Death in Winter
- Author: Michael Jan Friedman
- Cover artist: James Wang
- Language: English
- Genre: Science fiction novel
- Publisher: Pocket Books
- Publication date: September 20, 2005
- Publication place: United States
- Media type: Print (Hardback)
- Pages: 336 pp
- ISBN: 0-7434-9721-X
- Followed by: Resistance

= Death in Winter =

Novel by Michael Jan Friedman

Death in Winter is a Star Trek: The Next Generation novel, written by Michael Jan Friedman, published in hardcover in September 2005.

==Plot==
It is the first novel featuring Capt. Jean-Luc Picard to be set after Star Trek Nemesis. The plot concerns an attempt to stop a plague on a Romulan colony called Kevratas, and the relationship between Picard and Dr. Beverly Crusher. It also describes Dr.
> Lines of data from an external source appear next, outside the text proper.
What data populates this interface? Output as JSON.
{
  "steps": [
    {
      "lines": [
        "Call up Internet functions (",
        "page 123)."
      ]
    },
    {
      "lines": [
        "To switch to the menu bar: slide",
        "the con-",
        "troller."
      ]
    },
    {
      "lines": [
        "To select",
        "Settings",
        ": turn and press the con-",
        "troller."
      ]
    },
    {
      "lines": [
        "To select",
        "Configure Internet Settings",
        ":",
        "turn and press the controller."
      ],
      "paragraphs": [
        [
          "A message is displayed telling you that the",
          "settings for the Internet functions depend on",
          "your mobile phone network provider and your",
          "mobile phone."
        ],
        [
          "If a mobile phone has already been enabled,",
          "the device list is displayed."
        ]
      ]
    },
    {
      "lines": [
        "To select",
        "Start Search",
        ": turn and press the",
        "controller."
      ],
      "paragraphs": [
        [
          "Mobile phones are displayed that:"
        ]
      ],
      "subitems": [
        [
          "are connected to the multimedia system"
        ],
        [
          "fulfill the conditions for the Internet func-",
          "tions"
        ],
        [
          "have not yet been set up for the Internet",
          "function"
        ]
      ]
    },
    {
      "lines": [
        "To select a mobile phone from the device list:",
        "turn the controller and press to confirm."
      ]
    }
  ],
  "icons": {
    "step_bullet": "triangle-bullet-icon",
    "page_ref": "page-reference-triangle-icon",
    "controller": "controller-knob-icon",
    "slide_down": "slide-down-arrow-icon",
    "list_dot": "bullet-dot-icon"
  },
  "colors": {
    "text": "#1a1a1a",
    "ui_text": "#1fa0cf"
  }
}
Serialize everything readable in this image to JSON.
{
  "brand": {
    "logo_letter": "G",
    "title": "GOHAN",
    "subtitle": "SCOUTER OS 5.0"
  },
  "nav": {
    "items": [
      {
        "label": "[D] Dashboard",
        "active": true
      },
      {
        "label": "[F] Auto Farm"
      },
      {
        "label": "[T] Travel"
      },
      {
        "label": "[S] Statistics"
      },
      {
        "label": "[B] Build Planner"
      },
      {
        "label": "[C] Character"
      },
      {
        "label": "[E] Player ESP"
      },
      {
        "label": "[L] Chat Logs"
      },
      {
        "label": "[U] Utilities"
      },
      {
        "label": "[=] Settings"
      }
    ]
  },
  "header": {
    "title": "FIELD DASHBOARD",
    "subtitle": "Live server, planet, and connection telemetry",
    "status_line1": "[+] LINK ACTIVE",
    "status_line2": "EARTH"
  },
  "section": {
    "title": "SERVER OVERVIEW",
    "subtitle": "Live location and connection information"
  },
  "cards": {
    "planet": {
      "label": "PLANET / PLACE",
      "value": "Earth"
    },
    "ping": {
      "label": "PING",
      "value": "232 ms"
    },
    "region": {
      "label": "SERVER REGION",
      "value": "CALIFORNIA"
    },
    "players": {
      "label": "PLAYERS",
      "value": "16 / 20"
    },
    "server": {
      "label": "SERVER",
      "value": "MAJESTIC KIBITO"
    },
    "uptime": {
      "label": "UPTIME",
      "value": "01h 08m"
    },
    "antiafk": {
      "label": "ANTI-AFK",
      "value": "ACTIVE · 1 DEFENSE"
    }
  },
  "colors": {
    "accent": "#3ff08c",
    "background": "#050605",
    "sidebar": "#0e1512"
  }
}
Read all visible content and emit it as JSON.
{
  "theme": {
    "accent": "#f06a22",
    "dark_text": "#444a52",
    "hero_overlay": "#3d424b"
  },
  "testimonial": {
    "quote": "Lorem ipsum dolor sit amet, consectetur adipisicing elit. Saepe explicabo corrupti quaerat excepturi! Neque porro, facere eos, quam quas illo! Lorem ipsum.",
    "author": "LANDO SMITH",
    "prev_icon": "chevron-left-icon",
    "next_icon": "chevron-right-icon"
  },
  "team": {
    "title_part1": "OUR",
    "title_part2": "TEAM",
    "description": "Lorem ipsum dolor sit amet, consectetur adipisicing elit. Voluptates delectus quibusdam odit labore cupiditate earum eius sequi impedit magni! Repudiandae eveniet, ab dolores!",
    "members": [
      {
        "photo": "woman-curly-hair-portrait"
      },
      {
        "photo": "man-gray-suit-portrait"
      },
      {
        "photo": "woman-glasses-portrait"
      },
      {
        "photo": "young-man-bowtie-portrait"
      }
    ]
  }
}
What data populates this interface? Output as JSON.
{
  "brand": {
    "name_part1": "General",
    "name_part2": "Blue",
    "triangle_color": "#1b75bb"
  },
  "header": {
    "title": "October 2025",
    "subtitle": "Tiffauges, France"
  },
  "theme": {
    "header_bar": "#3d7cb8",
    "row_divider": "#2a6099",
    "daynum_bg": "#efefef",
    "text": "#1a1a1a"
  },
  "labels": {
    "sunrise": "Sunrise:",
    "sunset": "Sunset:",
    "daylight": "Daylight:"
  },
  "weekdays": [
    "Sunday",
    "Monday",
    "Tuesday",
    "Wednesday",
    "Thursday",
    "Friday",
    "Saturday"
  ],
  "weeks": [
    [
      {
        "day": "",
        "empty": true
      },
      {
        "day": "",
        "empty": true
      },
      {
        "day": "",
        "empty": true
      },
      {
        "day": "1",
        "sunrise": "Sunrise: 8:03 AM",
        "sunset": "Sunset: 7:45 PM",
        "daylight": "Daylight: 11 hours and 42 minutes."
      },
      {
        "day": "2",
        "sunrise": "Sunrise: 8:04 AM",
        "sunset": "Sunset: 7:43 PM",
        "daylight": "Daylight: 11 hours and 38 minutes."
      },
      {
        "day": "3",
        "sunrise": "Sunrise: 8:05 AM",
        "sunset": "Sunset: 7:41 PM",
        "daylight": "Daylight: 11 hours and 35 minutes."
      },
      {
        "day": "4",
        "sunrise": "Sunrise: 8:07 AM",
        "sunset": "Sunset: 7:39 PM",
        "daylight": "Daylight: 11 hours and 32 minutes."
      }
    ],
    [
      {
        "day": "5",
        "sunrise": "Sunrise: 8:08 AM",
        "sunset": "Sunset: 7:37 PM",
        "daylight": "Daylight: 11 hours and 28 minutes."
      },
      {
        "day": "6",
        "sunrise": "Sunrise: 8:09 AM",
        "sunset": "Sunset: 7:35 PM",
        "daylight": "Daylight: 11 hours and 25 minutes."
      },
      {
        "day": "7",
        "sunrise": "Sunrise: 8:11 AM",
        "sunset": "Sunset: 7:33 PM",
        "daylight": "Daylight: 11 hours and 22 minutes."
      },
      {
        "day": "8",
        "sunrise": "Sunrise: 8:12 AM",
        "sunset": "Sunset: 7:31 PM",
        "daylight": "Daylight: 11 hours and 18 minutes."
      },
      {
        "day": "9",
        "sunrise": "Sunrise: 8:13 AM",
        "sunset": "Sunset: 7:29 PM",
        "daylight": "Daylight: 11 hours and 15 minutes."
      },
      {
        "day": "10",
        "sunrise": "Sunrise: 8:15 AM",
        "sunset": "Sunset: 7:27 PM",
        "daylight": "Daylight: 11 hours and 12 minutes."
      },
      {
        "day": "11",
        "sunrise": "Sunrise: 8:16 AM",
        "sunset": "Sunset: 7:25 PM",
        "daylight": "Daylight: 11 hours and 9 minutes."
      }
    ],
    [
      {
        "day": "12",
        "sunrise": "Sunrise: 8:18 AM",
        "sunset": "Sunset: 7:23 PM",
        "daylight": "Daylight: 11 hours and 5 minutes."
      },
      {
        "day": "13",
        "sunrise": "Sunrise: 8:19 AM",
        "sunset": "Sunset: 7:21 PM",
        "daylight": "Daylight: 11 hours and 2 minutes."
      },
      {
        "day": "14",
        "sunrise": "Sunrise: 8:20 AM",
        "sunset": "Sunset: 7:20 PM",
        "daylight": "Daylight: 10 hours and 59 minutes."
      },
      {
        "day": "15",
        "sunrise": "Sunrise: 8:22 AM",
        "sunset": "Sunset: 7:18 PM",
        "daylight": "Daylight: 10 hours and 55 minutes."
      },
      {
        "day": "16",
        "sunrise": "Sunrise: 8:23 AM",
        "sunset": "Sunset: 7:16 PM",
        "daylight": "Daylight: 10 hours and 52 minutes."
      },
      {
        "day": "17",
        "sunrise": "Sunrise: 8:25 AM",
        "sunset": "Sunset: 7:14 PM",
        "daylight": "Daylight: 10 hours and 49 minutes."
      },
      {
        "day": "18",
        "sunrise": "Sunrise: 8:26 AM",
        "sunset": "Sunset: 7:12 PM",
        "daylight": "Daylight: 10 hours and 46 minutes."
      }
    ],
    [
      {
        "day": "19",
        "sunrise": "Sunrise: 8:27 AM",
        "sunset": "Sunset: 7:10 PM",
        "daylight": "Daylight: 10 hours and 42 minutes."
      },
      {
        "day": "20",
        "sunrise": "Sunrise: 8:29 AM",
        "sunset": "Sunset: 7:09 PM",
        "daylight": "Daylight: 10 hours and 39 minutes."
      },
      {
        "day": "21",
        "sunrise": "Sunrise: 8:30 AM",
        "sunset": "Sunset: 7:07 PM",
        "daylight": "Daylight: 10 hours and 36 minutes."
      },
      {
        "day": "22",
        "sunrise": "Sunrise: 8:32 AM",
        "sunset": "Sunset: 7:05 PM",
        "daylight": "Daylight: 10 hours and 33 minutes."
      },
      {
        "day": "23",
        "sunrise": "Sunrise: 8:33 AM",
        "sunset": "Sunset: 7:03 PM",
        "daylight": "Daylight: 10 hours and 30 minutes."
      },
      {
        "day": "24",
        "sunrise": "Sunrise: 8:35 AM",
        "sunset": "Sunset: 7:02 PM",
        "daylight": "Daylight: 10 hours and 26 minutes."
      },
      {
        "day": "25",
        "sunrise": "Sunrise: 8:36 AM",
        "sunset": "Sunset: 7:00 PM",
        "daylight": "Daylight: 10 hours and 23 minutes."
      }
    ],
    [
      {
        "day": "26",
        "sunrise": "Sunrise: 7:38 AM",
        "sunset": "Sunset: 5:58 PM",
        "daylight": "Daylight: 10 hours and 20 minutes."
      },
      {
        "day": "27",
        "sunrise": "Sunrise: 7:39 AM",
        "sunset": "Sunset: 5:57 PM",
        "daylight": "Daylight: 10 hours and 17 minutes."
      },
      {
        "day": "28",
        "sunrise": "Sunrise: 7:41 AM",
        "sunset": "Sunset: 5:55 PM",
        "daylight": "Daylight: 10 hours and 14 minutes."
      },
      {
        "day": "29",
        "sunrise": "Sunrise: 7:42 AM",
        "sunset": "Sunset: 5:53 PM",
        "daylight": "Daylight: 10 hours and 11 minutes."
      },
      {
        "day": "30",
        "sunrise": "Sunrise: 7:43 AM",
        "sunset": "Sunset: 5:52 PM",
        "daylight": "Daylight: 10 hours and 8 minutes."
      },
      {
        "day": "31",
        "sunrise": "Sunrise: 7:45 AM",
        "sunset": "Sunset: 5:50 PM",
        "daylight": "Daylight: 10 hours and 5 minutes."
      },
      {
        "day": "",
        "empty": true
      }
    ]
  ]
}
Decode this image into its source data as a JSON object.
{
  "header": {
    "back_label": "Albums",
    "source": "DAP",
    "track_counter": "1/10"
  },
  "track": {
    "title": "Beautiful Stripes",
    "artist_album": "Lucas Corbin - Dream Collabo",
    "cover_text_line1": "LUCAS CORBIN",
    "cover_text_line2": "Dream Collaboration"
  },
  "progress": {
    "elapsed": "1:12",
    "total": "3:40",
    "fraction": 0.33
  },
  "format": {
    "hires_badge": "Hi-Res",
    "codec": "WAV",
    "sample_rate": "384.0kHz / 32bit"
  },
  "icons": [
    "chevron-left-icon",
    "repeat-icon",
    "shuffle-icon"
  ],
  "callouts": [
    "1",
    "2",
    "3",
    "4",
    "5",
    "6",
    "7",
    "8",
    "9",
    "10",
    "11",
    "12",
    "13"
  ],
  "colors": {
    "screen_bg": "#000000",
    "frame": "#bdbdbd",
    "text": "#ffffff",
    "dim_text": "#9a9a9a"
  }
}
Crusher's first encounter of a similar plague as a teenager on the colony of Arvada III. A faction of the Romulan Star Empire wishes to keep the plague alive in an attempt to undermine newly appointed Romulan Praetor Tal'aura. Picard will be faced with working alongside allies new and old, as well as an enemy from the past who has a way of turning up when Picard least expects.

This book also includes characters Doctor Carter Greyhorse, a scientist whose past has landed him in a penal colony, along with Pug Joseph, a former member of Starfleet turned merchant, both of whom served with Picard aboard the USS Stargazer.

==Reception==
Robert Lyons of TrekMovie.com complained that he struggled to even finish the book, only he had to write a review. He called it "an abysmal work – suffering from far too much formula and not enough creativity". Lyons criticized the prose, characterization, story, and the lack of focus on the crew of the Enterprise.